If you it, you should put a DOI on it

Some time ago, during a workshop in Nairobi looking at the discoverability of scholarly communication in Africa, I made this silly meme :

I was certainly not the only one to have made that tenuous connection between Beyonce.

Just to support the thesis that all good points can be made with judicious application of musical references1, this happened a few days ago :

Now, a “Citation” and a “DOI” are not the same thing, but they depend on each other:

you can’t cite something if you can’t uniquely identify it.

So, if you do something, and you think it will be useful in the future, it’s good scientific practice to give it a persistent identifier, like a DOI2. This is so pervasive in scholarly literature that one hardly considers it worth mentioning, however when that literature is redefined as to include software and tools, then it’s an entirely different story.

What to cite

Software has become fundamental to the process of scientific discovery in many fields and indeed software packages are often cited in literature which has used them. However, the citation usually refers to the writeup of the package, and only in rare cases does the actual source code get cited… almost never is there a persistent identifier for the source code given as a citation. The Software Sustainability Institute has a very good green paper3 entitled “How to Cite and Describe Software”, with several suggestions and tips of “how to cite the software which may have been used in your paper”.

The first of these tips is :

Describe any software that played a critical part in, or contributed something unique to, your research.

Now, it may be up to the author, or up to the license of the software that the author used to decide what software falls into that category. Some software licenses may explicitly mandate the citation of the software if it was used at all in the generation of new knowledge. Other software packages, such as simulation packages make the choice obvious - without them, the paper could not have been written, so clearly they should be cited.

At the other end of the scale, we could follow this argument ad absurdum to state that every piece of software used in the process should be cited. This is clearly unreasonable - are we going to cite our text editor45 ?

Are we going to cite the butterfly's brain?

Footnotes and References

  1. Actually, I’m so not hip to the pop scene, that I erroneously attributed the desire of ring-on-finger to Rhianna. My bad. 

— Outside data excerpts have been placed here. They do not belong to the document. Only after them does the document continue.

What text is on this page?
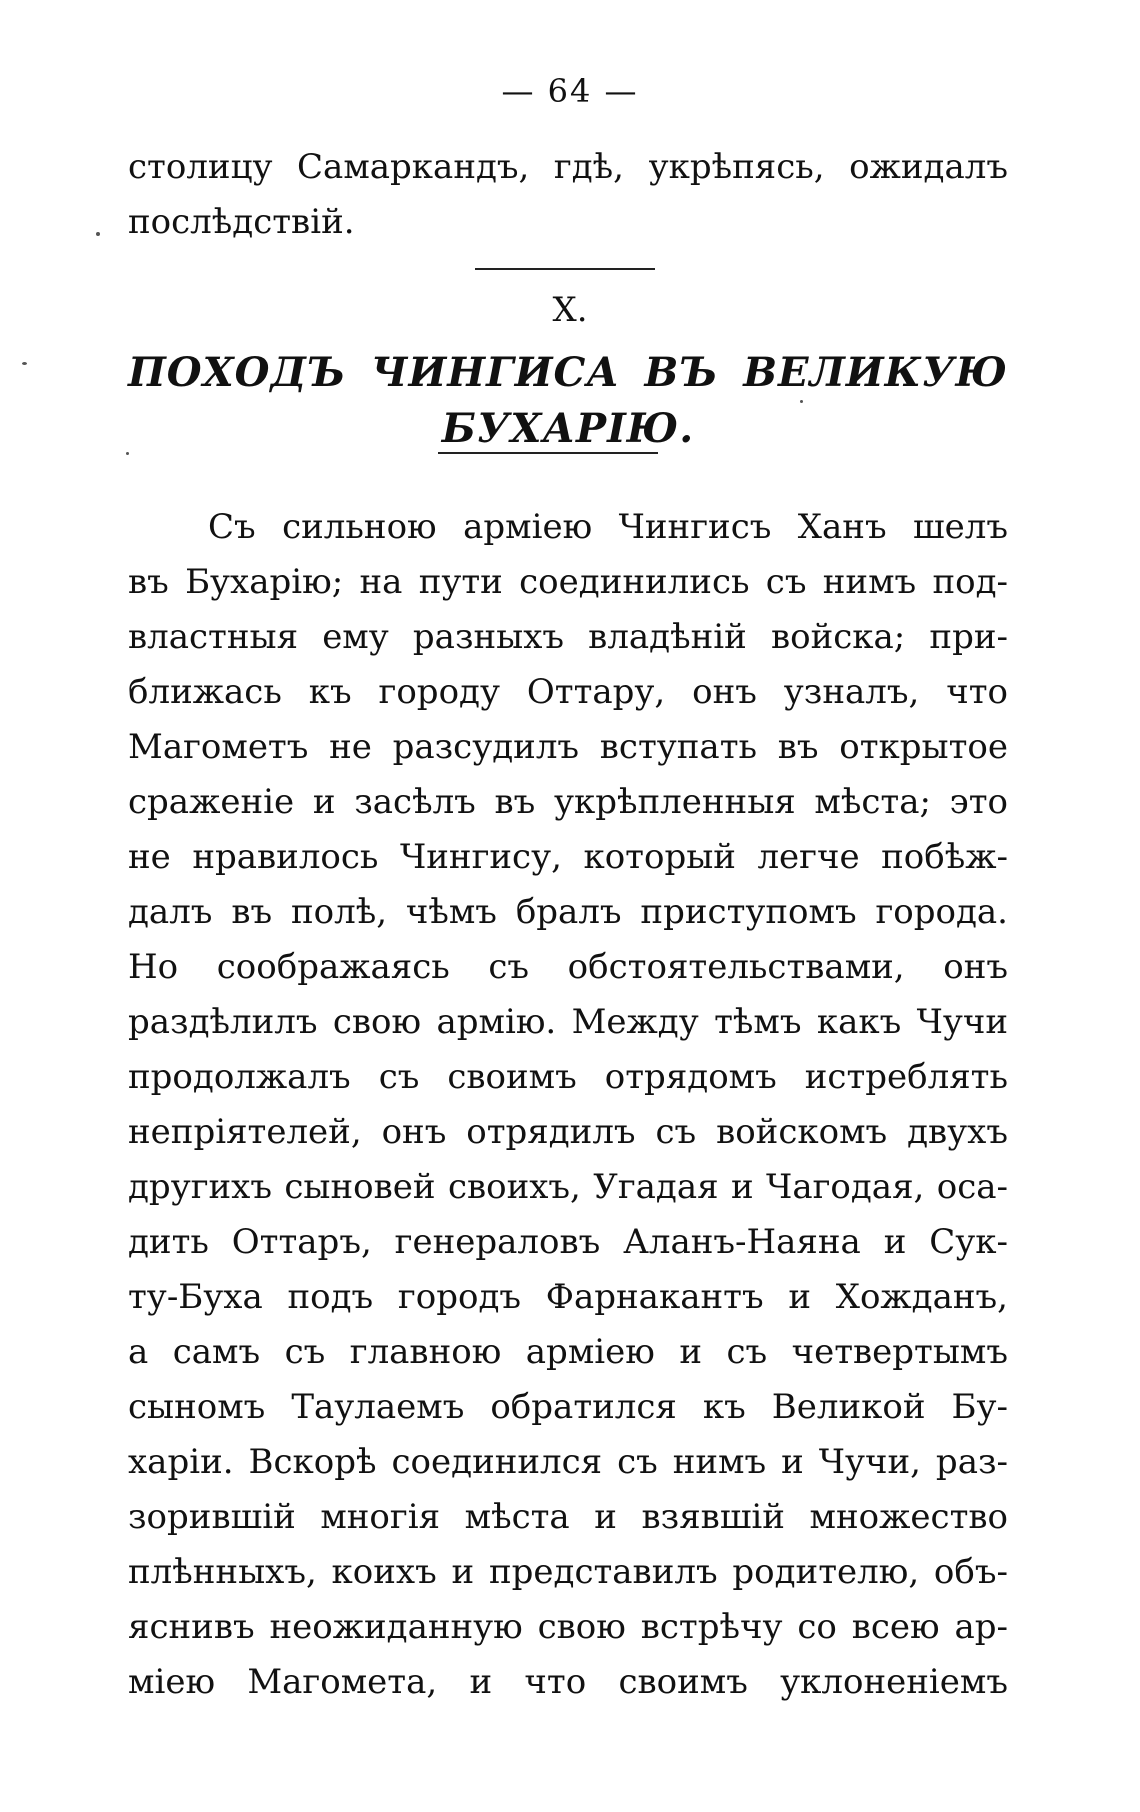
— 64 —
столицу Самаркандъ, гдѣ, укрѣпясь, ожидалъ
послѣдствій.
X.
ПОХОДЪ ЧИНГИСА ВЪ ВЕЛИКУЮ
БУХАРІЮ.
Съ сильною арміею Чингисъ Ханъ шелъ
въ Бухарію; на пути соединились съ нимъ под-
властныя ему разныхъ владѣній войска; при-
ближась къ городу Оттару, онъ узналъ, что
Магометъ не разсудилъ вступать въ открытое
сраженіе и засѣлъ въ укрѣпленныя мѣста; это
не нравилось Чингису, который легче побѣж-
далъ въ полѣ, чѣмъ бралъ приступомъ города.
Но соображаясь съ обстоятельствами, онъ
раздѣлилъ свою армію. Между тѣмъ какъ Чучи
продолжалъ съ своимъ отрядомъ истреблять
непріятелей, онъ отрядилъ съ войскомъ двухъ
другихъ сыновей своихъ, Угадая и Чагодая, оса-
дить Оттаръ, генераловъ Аланъ-Наяна и Сук-
ту-Буха подъ городъ Фарнакантъ и Хожданъ,
а самъ съ главною арміею и съ четвертымъ
сыномъ Таулаемъ обратился къ Великой Бу-
харіи. Вскорѣ соединился съ нимъ и Чучи, раз-
зорившій многія мѣста и взявшій множество
плѣнныхъ, коихъ и представилъ родителю, объ-
яснивъ неожиданную свою встрѣчу со всею ар-
міею Магомета, и что своимъ уклоненіемъ
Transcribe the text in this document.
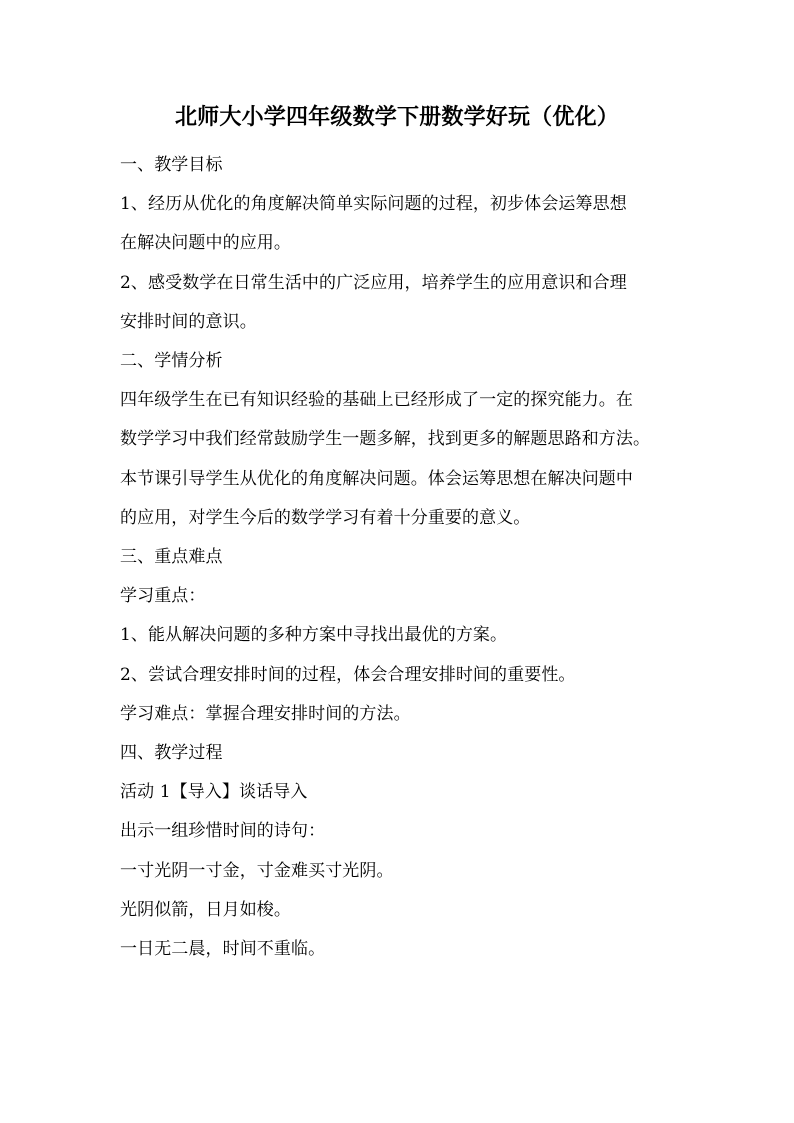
北师大小学四年级数学下册数学好玩（优化）
一、教学目标
1、经历从优化的角度解决简单实际问题的过程，初步体会运筹思想
在解决问题中的应用。
2、感受数学在日常生活中的广泛应用，培养学生的应用意识和合理
安排时间的意识。
二、学情分析
四年级学生在已有知识经验的基础上已经形成了一定的探究能力。在
数学学习中我们经常鼓励学生一题多解，找到更多的解题思路和方法。
本节课引导学生从优化的角度解决问题。体会运筹思想在解决问题中
的应用，对学生今后的数学学习有着十分重要的意义。
三、重点难点
学习重点：
1、能从解决问题的多种方案中寻找出最优的方案。
2、尝试合理安排时间的过程，体会合理安排时间的重要性。
学习难点：掌握合理安排时间的方法。
四、教学过程
活动 1【导入】谈话导入
出示一组珍惜时间的诗句：
一寸光阴一寸金，寸金难买寸光阴。
光阴似箭，日月如梭。
一日无二晨，时间不重临。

  2. The DOI - Digital Object Identifier - is one of a few systems for uniquely resolving digital objects. It is based on the ISO 26324:2012 Standard

  3. (http://www.software.ac.uk/how-cite-and-describe-software?mpw) of the 

  4. “Atom.io - the hackable text editor” https://github.com/atom/atom/releases/tag/v1.6.0-beta3 

  5. It turns out that the release of Atom that I was using to write this article was published by a bot. I don’t think it’s too far-fetched to have automated software generators being cited more often in the near future, or to cite datasets or discoveries which have been created by artificial intelligence.